Local access to “wild,” common-pool terrestrial and aquatic resources is being diminished by global resource demand and large-scale conservation interventions. Many theories suggest the well-being of wild harvesters can be supported through transitions to other livelihoods, improved infrastructure, and market access. However, new theories argue that such benefits may not always occur because they are context dependent and vary across dimensions of well-being. We test these theories by comparing how wild harvesting and other livelihoods have been associated with food security and life satisfaction in different contexts across ∼10,800 households in the tropics.
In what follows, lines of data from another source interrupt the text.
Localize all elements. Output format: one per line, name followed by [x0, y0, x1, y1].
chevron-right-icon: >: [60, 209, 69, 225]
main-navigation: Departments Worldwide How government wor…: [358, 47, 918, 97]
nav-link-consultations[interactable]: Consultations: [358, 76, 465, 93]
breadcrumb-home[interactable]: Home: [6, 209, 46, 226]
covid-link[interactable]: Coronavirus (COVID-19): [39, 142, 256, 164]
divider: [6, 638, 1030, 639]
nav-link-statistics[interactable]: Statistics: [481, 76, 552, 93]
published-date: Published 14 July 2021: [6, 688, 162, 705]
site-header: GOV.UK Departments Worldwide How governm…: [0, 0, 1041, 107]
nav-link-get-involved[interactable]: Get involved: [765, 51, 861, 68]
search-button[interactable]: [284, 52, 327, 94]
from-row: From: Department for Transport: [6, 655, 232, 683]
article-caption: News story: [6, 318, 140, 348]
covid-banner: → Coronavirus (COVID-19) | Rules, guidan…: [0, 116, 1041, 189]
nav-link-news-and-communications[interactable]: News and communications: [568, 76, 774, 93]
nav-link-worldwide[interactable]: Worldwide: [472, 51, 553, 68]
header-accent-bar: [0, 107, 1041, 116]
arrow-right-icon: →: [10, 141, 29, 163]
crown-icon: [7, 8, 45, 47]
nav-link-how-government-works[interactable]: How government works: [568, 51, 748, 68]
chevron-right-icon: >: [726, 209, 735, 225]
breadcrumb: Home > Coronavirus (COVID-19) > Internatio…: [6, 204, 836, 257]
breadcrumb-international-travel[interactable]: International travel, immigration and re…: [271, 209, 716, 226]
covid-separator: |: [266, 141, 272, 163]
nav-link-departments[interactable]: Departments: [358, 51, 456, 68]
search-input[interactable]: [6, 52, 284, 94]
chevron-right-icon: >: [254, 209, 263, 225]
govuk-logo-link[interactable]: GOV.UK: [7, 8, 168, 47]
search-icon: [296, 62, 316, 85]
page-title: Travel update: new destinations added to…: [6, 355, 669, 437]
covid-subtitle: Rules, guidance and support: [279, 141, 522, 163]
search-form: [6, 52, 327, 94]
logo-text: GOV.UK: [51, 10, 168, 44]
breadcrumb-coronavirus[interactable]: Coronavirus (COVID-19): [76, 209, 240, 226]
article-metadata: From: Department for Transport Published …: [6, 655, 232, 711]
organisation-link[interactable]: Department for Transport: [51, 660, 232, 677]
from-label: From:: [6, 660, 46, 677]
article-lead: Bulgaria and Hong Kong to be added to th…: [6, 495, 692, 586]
Wild harvests coincided with high well-being in remote, asset-poor, and less-transformed landscapes. Yet, overall, well-being increased with electrical infrastructure, proximity to cities, and household capitals. This provides large-scale confirmation of the context dependence of nature’s contributions to people, and suggests a need to maintain local wild resource access while investing in equitable access to infrastructure, markets, and skills.